So the rocket veers off and goes in through a door, the wrong door, and blows open some old lady’s apartment like an old can. And the damn target knows what’s going down, and runs like hell, and I have to step in and put him down, right there in the hall, and then I have to clean up the rest of the mess, and this, this is why you don’t let the rookie do the deed because he sends the damn rocket into the wrong damn apartment, so I’m left cleaning up. By which I mean shooting the old lady and everyone else around, just because she was in the wrong place and because the rookie screwed up.
So what can I do but hop in the car and go after him, since he’s already fled, he knows that I’ll be coming after him to fix his ass for that one. I have to figure out where he’s going, probably some bar; he always goes to bars. Maybe he’s smart enough not to, or maybe he thinks that I don’t know, but there I am, hitting the shittiest bar on his list.
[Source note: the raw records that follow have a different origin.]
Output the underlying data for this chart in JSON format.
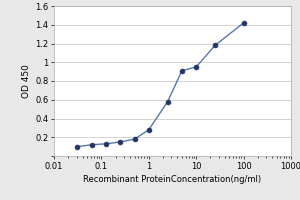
{
  "x": [
    0.031,
    0.063,
    0.125,
    0.25,
    0.5,
    1.0,
    2.5,
    5.0,
    10.0,
    25.0,
    100.0
  ],
  "y": [
    0.1,
    0.12,
    0.13,
    0.15,
    0.18,
    0.28,
    0.58,
    0.91,
    0.95,
    1.18,
    1.42
  ],
  "line_color": "#5577aa",
  "marker_color": "#223366",
  "marker_style": "o",
  "marker_size": 3.5,
  "linewidth": 1.0,
  "xlabel": "Recombinant ProteinConcentration(ng/ml)",
  "ylabel": "OD 450",
  "xlim": [
    0.01,
    1000
  ],
  "ylim": [
    0,
    1.6
  ],
  "yticks": [
    0,
    0.2,
    0.4,
    0.6,
    0.8,
    1.0,
    1.2,
    1.4,
    1.6
  ],
  "xtick_labels": [
    "0.01",
    "0.1",
    "1",
    "10",
    "100",
    "1000"
  ],
  "xtick_vals": [
    0.01,
    0.1,
    1,
    10,
    100,
    1000
  ],
  "figure_bg": "#e8e8e8",
  "plot_bg": "#ffffff",
  "grid_color": "#cccccc",
  "xlabel_fontsize": 6.0,
  "ylabel_fontsize": 6.5,
  "tick_fontsize": 6.0
}
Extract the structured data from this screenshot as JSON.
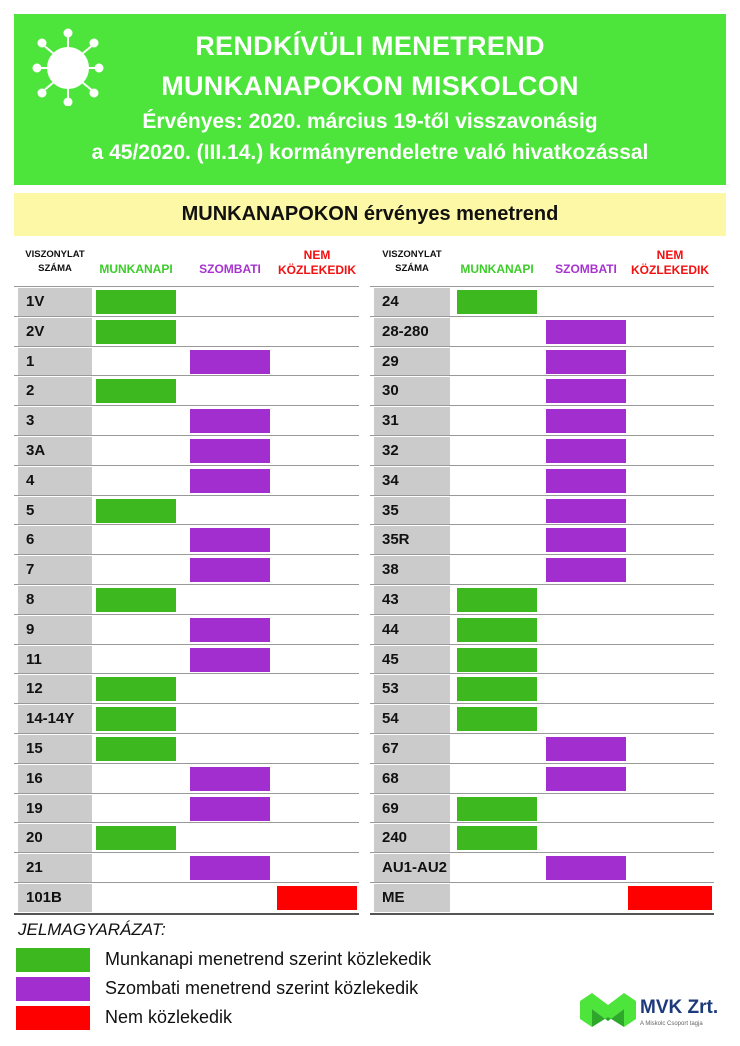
{
  "header": {
    "title1": "RENDKÍVÜLI MENETREND",
    "title2": "MUNKANAPOKON MISKOLCON",
    "line3": "Érvényes: 2020. március 19-től  visszavonásig",
    "line4": "a 45/2020. (III.14.) kormányrendeletre való hivatkozással",
    "icon": "virus-icon"
  },
  "subtitle": "MUNKANAPOKON érvényes menetrend",
  "columns": {
    "route_line1": "VISZONYLAT",
    "route_line2": "SZÁMA",
    "workday": "MUNKANAPI",
    "saturday": "SZOMBATI",
    "none_line1": "NEM",
    "none_line2": "KÖZLEKEDIK"
  },
  "colors": {
    "workday": "#3db81e",
    "saturday": "#a32ecf",
    "none": "#ff0000",
    "header": "#4de53c",
    "subtitle": "#fdf8a6"
  },
  "left_routes": [
    {
      "route": "1V",
      "schedule": "workday"
    },
    {
      "route": "2V",
      "schedule": "workday"
    },
    {
      "route": "1",
      "schedule": "saturday"
    },
    {
      "route": "2",
      "schedule": "workday"
    },
    {
      "route": "3",
      "schedule": "saturday"
    },
    {
      "route": "3A",
      "schedule": "saturday"
    },
    {
      "route": "4",
      "schedule": "saturday"
    },
    {
      "route": "5",
      "schedule": "workday"
    },
    {
      "route": "6",
      "schedule": "saturday"
    },
    {
      "route": "7",
      "schedule": "saturday"
    },
    {
      "route": "8",
      "schedule": "workday"
    },
    {
      "route": "9",
      "schedule": "saturday"
    },
    {
      "route": "11",
      "schedule": "saturday"
    },
    {
      "route": "12",
      "schedule": "workday"
    },
    {
      "route": "14-14Y",
      "schedule": "workday"
    },
    {
      "route": "15",
      "schedule": "workday"
    },
    {
      "route": "16",
      "schedule": "saturday"
    },
    {
      "route": "19",
      "schedule": "saturday"
    },
    {
      "route": "20",
      "schedule": "workday"
    },
    {
      "route": "21",
      "schedule": "saturday"
    },
    {
      "route": "101B",
      "schedule": "none"
    }
  ],
  "right_routes": [
    {
      "route": "24",
      "schedule": "workday"
    },
    {
      "route": "28-280",
      "schedule": "saturday"
    },
    {
      "route": "29",
      "schedule": "saturday"
    },
    {
      "route": "30",
      "schedule": "saturday"
    },
    {
      "route": "31",
      "schedule": "saturday"
    },
    {
      "route": "32",
      "schedule": "saturday"
    },
    {
      "route": "34",
      "schedule": "saturday"
    },
    {
      "route": "35",
      "schedule": "saturday"
    },
    {
      "route": "35R",
      "schedule": "saturday"
    },
    {
      "route": "38",
      "schedule": "saturday"
    },
    {
      "route": "43",
      "schedule": "workday"
    },
    {
      "route": "44",
      "schedule": "workday"
    },
    {
      "route": "45",
      "schedule": "workday"
    },
    {
      "route": "53",
      "schedule": "workday"
    },
    {
      "route": "54",
      "schedule": "workday"
    },
    {
      "route": "67",
      "schedule": "saturday"
    },
    {
      "route": "68",
      "schedule": "saturday"
    },
    {
      "route": "69",
      "schedule": "workday"
    },
    {
      "route": "240",
      "schedule": "workday"
    },
    {
      "route": "AU1-AU2",
      "schedule": "saturday"
    },
    {
      "route": "ME",
      "schedule": "none"
    }
  ],
  "legend": {
    "title": "JELMAGYARÁZAT:",
    "workday": "Munkanapi menetrend szerint közlekedik",
    "saturday": "Szombati menetrend szerint közlekedik",
    "none": "Nem közlekedik"
  },
  "logo": {
    "name": "MVK Zrt.",
    "tagline": "A Miskolc Csoport tagja"
  }
}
And I’m in, and there I go, punching someone in the face, and you’d think there would be consequences to these actions, but no, not if you pick the right bars, so I’m punching this guy in the face and hoping that no one else gets the idea to bother us, which they won’t, because they aren’t those type of people. Not the type to step in and get their own faces punched, and, the hell, like they care about this guy. He’s a loser, they’re all losers. He doesn’t even have the info I need.
So it’s off again, and, damn, there he is, walking into the next bar, and he sees me, and shit, there goes my windshield, and there goes the paint job. Bastard. Even now, even when his life depends on it, he’s not a good shot, and I wonder what the hell happened, because he was, he used to be, he was find yesterday, and now he’s all gone to hell. All gone to hell, and the .45-caliber rounds punch through my car, but the engine is protecting me, and we’re in a neighborhood that won’t be woken up by a little automatic gunfire, not from a pistol, anyway.
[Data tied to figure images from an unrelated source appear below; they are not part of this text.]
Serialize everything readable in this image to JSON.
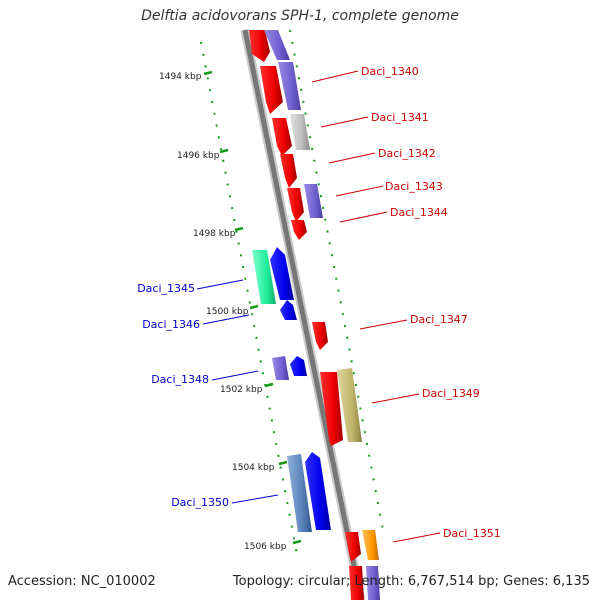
{
  "title": "Delftia acidovorans SPH-1, complete genome",
  "footer": {
    "accession": "Accession: NC_010002",
    "summary": "Topology: circular; Length: 6,767,514 bp; Genes: 6,135"
  },
  "ticks": [
    {
      "label": "1494 kbp"
    },
    {
      "label": "1496 kbp"
    },
    {
      "label": "1498 kbp"
    },
    {
      "label": "1500 kbp"
    },
    {
      "label": "1502 kbp"
    },
    {
      "label": "1504 kbp"
    },
    {
      "label": "1506 kbp"
    }
  ],
  "genes": [
    {
      "name": "Daci_1340",
      "strand": "forward",
      "color": "#cc0000"
    },
    {
      "name": "Daci_1341",
      "strand": "forward",
      "color": "#cc0000"
    },
    {
      "name": "Daci_1342",
      "strand": "forward",
      "color": "#cc0000"
    },
    {
      "name": "Daci_1343",
      "strand": "forward",
      "color": "#cc0000"
    },
    {
      "name": "Daci_1344",
      "strand": "forward",
      "color": "#cc0000"
    },
    {
      "name": "Daci_1345",
      "strand": "reverse",
      "color": "#0000cc"
    },
    {
      "name": "Daci_1346",
      "strand": "reverse",
      "color": "#0000cc"
    },
    {
      "name": "Daci_1347",
      "strand": "forward",
      "color": "#cc0000"
    },
    {
      "name": "Daci_1348",
      "strand": "reverse",
      "color": "#0000cc"
    },
    {
      "name": "Daci_1349",
      "strand": "forward",
      "color": "#cc0000"
    },
    {
      "name": "Daci_1350",
      "strand": "reverse",
      "color": "#0000cc"
    },
    {
      "name": "Daci_1351",
      "strand": "forward",
      "color": "#cc0000"
    }
  ]
}
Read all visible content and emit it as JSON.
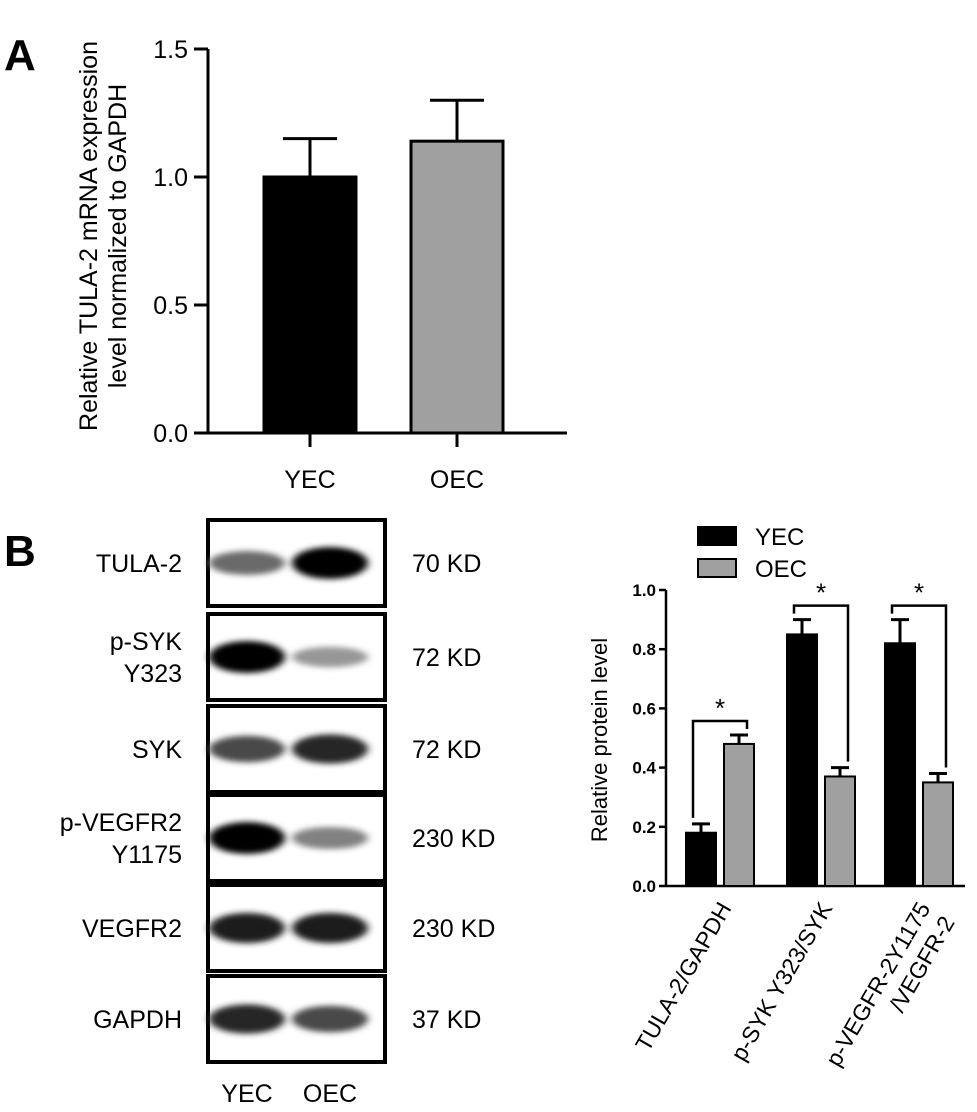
{
  "panel_labels": [
    "A",
    "B"
  ],
  "chart_data": [
    {
      "type": "bar",
      "categories": [
        "YEC",
        "OEC"
      ],
      "values": [
        1.0,
        1.14
      ],
      "errors": [
        0.15,
        0.16
      ],
      "ylabel_lines": [
        "Relative TULA-2 mRNA expression",
        "level normalized to GAPDH"
      ],
      "ylim": [
        0,
        1.5
      ],
      "yticks": [
        "0.0",
        "0.5",
        "1.0",
        "1.5"
      ],
      "ytick_values": [
        0,
        0.5,
        1.0,
        1.5
      ],
      "colors": [
        "#000000",
        "#a0a0a0"
      ]
    },
    {
      "type": "bar",
      "categories": [
        "TULA-2/GAPDH",
        "p-SYK Y323/SYK",
        "p-VEGFR-2Y1175 /VEGFR-2"
      ],
      "category_lines": [
        [
          "TULA-2/GAPDH"
        ],
        [
          "p-SYK Y323/SYK"
        ],
        [
          "p-VEGFR-2Y1175",
          "/VEGFR-2"
        ]
      ],
      "series": [
        {
          "name": "YEC",
          "values": [
            0.18,
            0.85,
            0.82
          ],
          "errors": [
            0.03,
            0.05,
            0.08
          ],
          "color": "#000000"
        },
        {
          "name": "OEC",
          "values": [
            0.48,
            0.37,
            0.35
          ],
          "errors": [
            0.03,
            0.03,
            0.03
          ],
          "color": "#a0a0a0"
        }
      ],
      "ylabel": "Relative protein level",
      "ylim": [
        0,
        1.0
      ],
      "yticks": [
        "0.0",
        "0.2",
        "0.4",
        "0.6",
        "0.8",
        "1.0"
      ],
      "ytick_values": [
        0,
        0.2,
        0.4,
        0.6,
        0.8,
        1.0
      ],
      "significance": [
        "*",
        "*",
        "*"
      ],
      "legend_position": "top"
    }
  ],
  "blot": {
    "rows": [
      {
        "label_lines": [
          "TULA-2"
        ],
        "kd": "70 KD",
        "yec": 0.55,
        "oec": 1.0
      },
      {
        "label_lines": [
          "p-SYK",
          "Y323"
        ],
        "kd": "72 KD",
        "yec": 1.0,
        "oec": 0.35
      },
      {
        "label_lines": [
          "SYK"
        ],
        "kd": "72 KD",
        "yec": 0.7,
        "oec": 0.85
      },
      {
        "label_lines": [
          "p-VEGFR2",
          "Y1175"
        ],
        "kd": "230 KD",
        "yec": 1.0,
        "oec": 0.45
      },
      {
        "label_lines": [
          "VEGFR2"
        ],
        "kd": "230 KD",
        "yec": 0.9,
        "oec": 0.9
      },
      {
        "label_lines": [
          "GAPDH"
        ],
        "kd": "37 KD",
        "yec": 0.85,
        "oec": 0.7
      }
    ],
    "lanes": [
      "YEC",
      "OEC"
    ]
  }
}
Shit, maybe I should just talk to him, get him to come around, maybe work him over. But it won’t happen that way, because he knows I’m mad, knows that I’m not one to forgive easily, knows that I hate having holes shot in my car.
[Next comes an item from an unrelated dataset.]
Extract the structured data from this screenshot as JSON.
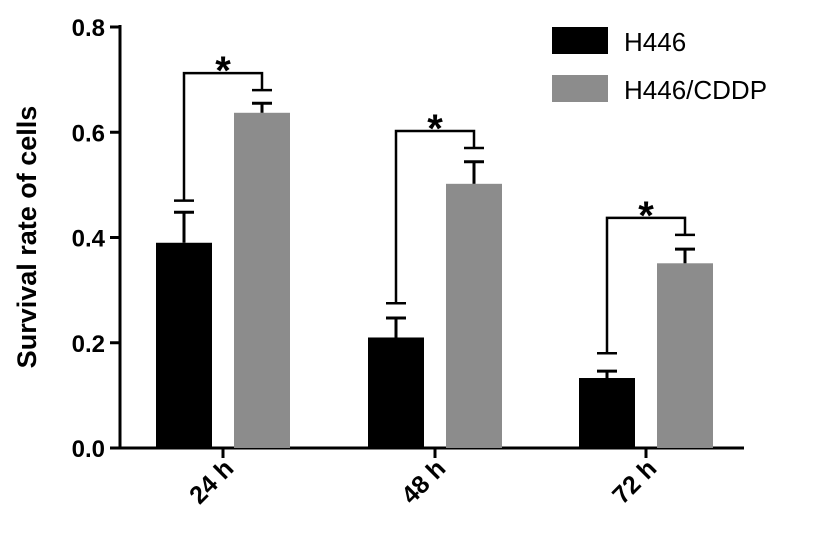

You’d think that someone would still call the cops, right? You’d think so. No one does. Someone else will, right? And they aren’t shooting at me, so that’s a relief. So no one does.
But he was shooting at me. Not that I’m calling the cops, right? He’s ducked around the corner, he’s going to be running, no way he’s hiding back there, waiting to ambush me and put those damn 45s in my head. No, he’s running, and pulling a fresh clip, and he’s smart enough to run like hell and not waste time looking back. You trip over things when you do that, and there’s no point in watching the bullet come at you, anyway.
And, you know? Fuck it. I don’t need this. I let him run. Just like the others, he runs. He’ll keep running, and maybe he’ll relax, or maybe he won’t. Either way, he won’t be back. He’s going to believe that I’m onto him, that I won’t let him go, but I don’t give a fuck. I’ve seen this too many times, seen this end badly. I’m in control, now, and I’m saying how it ends. It ends with him running for his life, and me calling Robbie to patch up my car. Again.
Just like the last time. And the time before.
And the time before, when this was my boss’s car, and I was a better shot.